ECCENTRIC: Edge-Cloud Collaboration Framework for Distributed Inference Using Knowledge Adaptation
Mohammad Mahdi Kamani, Zhongwei Cheng, Lin Chen
TL;DR
This paper introduces Eccentric, an edge-cloud collaboration framework that learns Pareto-optimal models for distributed inference by transferring knowledge from edge to cloud. It presents three architectures—Independent ECC, Adaptive ECC, and Dynamic ECC—along with training strategies including knowledge distillation, knowledge adaptation, and recall-rate boosting, all aimed at reducing cloud offload while preserving performance. New evaluation criteria are defined to quantify communication, computation, and performance trade-offs, and the approach is validated on CIFAR-10 classification and COCO/YOLOv5-based object detection, demonstrating near cloud-level performance with substantial resource savings. The work offers a flexible, compression-like mechanism for edge-cloud inference and points to potential extensions to broader tasks and generative adaptation methods.
Abstract
The massive growth in the utilization of edge AI has made the applications of machine learning models ubiquitous in different domains. Despite the computation and communication efficiency of these systems, due to limited computation resources on edge devices, relying on more computationally rich systems on the cloud side is inevitable in most cases. Cloud inference systems can achieve the best performance while the computation and communication cost is dramatically increasing by the expansion of a number of edge devices relying on these systems. Hence, there is a trade-off between the computation, communication, and performance of these systems.
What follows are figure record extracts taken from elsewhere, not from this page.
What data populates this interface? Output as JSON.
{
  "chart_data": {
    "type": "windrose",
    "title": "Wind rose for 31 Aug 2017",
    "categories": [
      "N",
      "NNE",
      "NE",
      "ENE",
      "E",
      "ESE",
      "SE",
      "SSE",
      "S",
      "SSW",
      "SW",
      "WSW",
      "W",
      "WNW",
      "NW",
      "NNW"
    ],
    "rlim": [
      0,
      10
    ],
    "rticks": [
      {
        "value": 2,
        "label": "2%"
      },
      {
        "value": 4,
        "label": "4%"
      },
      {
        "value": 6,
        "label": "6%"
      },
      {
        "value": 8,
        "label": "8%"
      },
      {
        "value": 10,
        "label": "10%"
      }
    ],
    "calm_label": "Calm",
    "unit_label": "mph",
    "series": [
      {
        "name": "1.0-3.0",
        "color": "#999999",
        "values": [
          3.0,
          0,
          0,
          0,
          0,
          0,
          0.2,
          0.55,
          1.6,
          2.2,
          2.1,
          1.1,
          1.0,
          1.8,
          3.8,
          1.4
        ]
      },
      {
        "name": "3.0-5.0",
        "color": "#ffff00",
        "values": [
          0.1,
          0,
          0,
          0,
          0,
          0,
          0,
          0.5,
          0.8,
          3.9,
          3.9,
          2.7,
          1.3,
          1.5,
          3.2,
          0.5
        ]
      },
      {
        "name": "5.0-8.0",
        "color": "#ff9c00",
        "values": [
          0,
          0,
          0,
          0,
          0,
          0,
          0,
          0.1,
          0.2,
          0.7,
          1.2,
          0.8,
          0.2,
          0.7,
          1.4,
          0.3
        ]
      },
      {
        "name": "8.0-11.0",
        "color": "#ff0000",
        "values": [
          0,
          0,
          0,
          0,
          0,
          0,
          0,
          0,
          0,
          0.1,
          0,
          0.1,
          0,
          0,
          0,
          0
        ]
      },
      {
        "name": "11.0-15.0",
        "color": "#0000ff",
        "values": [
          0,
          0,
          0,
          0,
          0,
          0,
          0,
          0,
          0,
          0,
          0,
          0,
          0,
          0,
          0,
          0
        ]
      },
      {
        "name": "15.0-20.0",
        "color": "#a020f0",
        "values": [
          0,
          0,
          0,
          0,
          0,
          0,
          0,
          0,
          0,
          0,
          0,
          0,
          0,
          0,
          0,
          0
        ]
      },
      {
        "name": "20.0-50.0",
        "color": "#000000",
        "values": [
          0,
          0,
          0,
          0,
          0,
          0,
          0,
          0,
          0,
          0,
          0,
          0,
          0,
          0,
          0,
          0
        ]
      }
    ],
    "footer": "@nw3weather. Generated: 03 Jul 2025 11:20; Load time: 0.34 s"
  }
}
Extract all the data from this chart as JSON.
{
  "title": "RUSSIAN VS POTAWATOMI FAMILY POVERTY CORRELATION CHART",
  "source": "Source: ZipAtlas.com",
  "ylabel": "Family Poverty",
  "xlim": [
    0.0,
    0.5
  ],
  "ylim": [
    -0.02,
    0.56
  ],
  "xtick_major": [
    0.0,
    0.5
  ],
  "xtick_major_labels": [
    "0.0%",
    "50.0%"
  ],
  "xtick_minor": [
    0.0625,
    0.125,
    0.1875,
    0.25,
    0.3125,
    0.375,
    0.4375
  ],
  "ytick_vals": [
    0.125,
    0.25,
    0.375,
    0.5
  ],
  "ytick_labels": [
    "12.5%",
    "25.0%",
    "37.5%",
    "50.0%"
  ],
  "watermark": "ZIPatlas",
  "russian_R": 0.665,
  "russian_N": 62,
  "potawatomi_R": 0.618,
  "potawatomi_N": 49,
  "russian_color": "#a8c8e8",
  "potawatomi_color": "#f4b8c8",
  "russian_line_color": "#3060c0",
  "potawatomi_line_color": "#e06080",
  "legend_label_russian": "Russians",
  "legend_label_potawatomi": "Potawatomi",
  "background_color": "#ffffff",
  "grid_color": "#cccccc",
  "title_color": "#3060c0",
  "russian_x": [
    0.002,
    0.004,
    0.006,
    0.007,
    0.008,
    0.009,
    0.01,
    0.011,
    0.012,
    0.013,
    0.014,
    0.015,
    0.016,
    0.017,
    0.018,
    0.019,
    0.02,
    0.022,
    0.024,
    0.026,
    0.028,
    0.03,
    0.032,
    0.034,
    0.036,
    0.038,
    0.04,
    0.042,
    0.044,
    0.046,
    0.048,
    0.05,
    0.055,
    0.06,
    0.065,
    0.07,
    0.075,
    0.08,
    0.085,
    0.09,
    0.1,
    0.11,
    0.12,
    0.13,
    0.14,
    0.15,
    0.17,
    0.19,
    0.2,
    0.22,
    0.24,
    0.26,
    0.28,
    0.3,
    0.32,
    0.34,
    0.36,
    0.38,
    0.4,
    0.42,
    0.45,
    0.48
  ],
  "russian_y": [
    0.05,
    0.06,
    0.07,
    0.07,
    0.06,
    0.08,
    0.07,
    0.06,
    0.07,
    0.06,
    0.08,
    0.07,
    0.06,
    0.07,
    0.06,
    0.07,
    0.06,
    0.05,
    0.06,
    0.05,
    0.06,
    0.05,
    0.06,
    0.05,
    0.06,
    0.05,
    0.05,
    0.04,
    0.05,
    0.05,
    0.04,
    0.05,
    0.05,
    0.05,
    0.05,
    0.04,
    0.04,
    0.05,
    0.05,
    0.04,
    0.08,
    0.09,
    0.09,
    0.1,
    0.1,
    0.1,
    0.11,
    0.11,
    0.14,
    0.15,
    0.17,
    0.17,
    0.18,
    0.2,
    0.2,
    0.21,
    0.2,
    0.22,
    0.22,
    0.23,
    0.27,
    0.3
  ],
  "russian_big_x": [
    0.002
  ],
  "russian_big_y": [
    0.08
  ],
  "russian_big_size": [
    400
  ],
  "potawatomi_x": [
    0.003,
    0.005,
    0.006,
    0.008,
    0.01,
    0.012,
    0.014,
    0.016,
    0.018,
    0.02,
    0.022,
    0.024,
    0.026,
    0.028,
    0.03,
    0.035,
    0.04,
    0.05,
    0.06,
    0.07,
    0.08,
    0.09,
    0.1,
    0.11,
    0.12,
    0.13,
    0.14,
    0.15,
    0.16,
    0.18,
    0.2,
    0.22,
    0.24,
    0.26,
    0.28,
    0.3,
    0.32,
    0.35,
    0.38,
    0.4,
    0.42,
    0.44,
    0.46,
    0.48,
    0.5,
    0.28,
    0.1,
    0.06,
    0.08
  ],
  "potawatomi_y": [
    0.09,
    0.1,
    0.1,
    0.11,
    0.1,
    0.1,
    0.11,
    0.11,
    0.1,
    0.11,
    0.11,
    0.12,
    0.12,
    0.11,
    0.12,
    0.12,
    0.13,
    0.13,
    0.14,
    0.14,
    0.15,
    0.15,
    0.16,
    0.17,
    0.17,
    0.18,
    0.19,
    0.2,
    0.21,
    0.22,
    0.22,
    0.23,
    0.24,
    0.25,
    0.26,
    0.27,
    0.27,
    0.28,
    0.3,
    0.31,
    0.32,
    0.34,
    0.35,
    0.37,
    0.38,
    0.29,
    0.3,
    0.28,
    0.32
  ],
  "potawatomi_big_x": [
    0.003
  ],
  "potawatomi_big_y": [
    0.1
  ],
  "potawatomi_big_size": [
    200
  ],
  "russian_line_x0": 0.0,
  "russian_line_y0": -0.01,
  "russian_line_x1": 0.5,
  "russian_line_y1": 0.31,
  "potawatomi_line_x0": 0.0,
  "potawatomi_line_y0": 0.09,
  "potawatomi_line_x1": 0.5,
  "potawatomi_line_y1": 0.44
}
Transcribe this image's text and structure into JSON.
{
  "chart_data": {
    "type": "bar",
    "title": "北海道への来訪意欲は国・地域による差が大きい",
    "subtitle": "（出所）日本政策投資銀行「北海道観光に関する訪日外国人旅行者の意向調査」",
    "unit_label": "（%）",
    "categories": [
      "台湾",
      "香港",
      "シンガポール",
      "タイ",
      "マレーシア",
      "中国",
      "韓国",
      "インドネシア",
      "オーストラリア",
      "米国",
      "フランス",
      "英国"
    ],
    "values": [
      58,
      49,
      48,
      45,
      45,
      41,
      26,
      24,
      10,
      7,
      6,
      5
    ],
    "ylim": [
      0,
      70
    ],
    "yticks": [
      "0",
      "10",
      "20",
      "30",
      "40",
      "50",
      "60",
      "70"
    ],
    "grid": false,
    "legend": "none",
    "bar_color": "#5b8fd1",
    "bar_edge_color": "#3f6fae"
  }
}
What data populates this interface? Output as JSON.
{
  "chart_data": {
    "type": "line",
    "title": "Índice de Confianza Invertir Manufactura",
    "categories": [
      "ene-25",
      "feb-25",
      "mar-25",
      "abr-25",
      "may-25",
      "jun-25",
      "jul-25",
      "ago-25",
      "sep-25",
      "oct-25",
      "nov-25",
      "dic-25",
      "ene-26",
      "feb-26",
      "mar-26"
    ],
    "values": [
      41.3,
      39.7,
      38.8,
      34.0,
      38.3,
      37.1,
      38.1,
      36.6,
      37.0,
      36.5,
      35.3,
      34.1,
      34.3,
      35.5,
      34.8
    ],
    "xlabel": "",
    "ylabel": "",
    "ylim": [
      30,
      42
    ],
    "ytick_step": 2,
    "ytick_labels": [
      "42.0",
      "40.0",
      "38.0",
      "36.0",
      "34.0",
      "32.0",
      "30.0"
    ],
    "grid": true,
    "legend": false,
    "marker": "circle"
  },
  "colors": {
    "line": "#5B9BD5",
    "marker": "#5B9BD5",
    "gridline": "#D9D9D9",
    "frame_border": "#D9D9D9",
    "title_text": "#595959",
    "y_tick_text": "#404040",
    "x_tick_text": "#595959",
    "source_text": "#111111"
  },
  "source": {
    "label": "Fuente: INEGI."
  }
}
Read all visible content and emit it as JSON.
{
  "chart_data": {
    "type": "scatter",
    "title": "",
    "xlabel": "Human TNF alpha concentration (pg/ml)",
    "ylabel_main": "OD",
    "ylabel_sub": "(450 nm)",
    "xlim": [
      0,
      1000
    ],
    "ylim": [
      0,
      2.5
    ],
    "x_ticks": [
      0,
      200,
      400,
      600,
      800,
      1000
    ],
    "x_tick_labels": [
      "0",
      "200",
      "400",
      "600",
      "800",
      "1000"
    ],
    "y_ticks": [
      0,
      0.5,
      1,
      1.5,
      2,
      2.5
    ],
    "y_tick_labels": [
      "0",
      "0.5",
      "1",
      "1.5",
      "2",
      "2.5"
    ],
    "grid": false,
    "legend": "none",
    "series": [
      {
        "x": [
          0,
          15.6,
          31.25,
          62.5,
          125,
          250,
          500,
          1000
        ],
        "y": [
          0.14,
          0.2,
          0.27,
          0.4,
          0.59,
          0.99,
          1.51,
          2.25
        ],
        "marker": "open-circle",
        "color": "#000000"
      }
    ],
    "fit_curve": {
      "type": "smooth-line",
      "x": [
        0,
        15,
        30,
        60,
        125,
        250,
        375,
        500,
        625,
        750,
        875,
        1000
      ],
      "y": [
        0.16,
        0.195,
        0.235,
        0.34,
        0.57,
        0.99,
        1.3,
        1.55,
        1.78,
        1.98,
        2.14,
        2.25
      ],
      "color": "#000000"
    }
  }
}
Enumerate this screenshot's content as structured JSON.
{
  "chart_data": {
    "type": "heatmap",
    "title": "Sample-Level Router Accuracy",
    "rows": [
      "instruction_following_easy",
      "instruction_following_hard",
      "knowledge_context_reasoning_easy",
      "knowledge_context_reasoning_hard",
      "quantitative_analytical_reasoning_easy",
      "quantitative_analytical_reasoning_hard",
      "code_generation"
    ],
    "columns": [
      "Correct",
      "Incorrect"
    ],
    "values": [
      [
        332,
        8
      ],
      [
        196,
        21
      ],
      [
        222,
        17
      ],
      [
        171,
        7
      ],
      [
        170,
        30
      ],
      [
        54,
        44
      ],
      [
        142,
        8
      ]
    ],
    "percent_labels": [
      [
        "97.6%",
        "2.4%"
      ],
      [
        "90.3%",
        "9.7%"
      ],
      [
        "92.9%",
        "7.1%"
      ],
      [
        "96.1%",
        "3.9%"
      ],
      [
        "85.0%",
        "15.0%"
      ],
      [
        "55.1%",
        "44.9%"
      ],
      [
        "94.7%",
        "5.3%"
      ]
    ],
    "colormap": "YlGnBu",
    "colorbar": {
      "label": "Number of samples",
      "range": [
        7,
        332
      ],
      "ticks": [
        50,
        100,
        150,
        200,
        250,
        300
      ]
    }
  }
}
In this paper, we propose a novel framework, dubbed as Eccentric that learns models with different levels of trade-offs between these conflicting objectives. This framework, based on an adaptation of knowledge from the edge model to the cloud one, reduces the computation and communication costs of the system during inference while achieving the best performance possible. The Eccentric framework can be considered as a new form of compression method suited for edge-cloud inference systems to reduce both computation and communication costs. Empirical studies on classification and object detection tasks corroborate the efficacy of this framework.